Penulis: Yanuar R Yovanda
Editor: Choirul Arifin
Laporan Wartawan Tribunnews.com, Yanuar Riezqi Yovanda
TRIBUNNEWS.COM, JAKARTA - Pengamat keuangan Ariston Tjendra menilai, pemicu utama pelemahan nilai tukar rupiah terhadap dolar Amerika Serikat (AS), adalah sentimen Bank Sentral AS atau The Fed dan isu resesi.
Menurutnya medua sentimen di atas masih menguat belakangan ini, di mana Bank Sentral AS sudah tegas mengatakan akan mengutamakan mengendalikan inflasi.

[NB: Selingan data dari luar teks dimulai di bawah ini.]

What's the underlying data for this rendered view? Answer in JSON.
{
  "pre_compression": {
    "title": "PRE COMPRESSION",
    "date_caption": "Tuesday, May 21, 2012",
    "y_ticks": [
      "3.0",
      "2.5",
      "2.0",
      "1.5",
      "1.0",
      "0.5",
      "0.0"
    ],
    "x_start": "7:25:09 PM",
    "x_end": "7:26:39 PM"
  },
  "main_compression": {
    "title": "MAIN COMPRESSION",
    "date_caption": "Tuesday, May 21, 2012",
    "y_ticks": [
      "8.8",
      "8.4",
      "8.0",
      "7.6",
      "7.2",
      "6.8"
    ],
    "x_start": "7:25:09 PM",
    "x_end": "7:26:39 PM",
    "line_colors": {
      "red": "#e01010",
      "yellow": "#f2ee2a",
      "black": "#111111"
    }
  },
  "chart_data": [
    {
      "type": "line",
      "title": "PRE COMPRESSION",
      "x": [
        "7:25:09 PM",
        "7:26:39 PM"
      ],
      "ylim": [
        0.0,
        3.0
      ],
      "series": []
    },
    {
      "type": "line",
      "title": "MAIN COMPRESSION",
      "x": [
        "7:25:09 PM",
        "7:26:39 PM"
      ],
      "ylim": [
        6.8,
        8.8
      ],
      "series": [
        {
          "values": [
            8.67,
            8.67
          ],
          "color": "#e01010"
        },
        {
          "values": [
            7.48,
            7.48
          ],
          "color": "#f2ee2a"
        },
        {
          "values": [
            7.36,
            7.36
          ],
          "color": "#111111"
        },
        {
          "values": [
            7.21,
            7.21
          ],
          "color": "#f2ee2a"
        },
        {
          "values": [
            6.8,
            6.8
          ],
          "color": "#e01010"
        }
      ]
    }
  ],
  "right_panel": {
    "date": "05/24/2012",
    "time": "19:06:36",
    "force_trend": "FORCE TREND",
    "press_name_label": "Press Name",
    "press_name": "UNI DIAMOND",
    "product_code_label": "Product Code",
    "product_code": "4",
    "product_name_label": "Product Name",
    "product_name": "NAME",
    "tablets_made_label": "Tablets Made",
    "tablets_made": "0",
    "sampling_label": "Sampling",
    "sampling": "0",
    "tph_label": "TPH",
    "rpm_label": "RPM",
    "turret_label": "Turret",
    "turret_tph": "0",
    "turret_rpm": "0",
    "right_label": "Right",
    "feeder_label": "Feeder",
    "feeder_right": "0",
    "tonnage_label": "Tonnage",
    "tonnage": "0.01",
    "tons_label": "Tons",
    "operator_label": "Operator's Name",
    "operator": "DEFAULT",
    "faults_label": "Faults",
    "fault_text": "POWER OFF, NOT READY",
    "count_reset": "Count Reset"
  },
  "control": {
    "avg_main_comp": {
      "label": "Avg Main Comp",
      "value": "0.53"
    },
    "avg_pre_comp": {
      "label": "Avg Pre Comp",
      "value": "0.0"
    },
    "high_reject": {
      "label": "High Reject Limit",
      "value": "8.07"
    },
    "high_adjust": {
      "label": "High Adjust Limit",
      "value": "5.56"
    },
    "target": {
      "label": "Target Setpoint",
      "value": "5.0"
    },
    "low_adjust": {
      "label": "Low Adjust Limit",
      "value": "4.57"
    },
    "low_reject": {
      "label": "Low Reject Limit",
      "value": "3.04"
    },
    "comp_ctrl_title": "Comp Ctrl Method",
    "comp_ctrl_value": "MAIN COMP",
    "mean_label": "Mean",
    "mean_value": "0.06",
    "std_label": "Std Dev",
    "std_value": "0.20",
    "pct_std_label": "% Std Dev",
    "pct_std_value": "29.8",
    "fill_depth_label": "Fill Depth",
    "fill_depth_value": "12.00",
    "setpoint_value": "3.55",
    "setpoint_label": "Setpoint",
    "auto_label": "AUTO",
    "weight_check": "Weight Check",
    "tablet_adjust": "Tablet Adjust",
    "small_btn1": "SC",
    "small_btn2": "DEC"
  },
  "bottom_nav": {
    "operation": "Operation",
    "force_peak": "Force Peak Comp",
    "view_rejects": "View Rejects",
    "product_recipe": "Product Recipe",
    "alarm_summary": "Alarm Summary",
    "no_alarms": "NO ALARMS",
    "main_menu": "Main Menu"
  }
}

"Utamakan inflasi dibandingkan menjaga pertumbuhan, karena inflasi AS mencapai rekor tertinggi dalam 40 tahun. Ini mendorong dolar AS tambah kuat dibandingkan nilai tukar lainnya," ujarnya melalui pesan singkat kepada Tribunnews.com, Selasa (5/7/2022).
Dia mengatakan, jarak suku bunga acuan Bank Indonesia (BI) semakin menyempit dengan suku bunga acuan Bank Sentral AS atau The Fed.
"Pelaku pasar tentu lebih tertarik masuk ke aset dolar AS dibandingkan rupiah bila gap yield-nya tidak besar. BI harusnya bisa menjaga asa rupiah dengan menaikan suku bunga acuannya," ujarnya melalui pesan singkat kepada Tribunnews.com, Selasa (5/7/2022).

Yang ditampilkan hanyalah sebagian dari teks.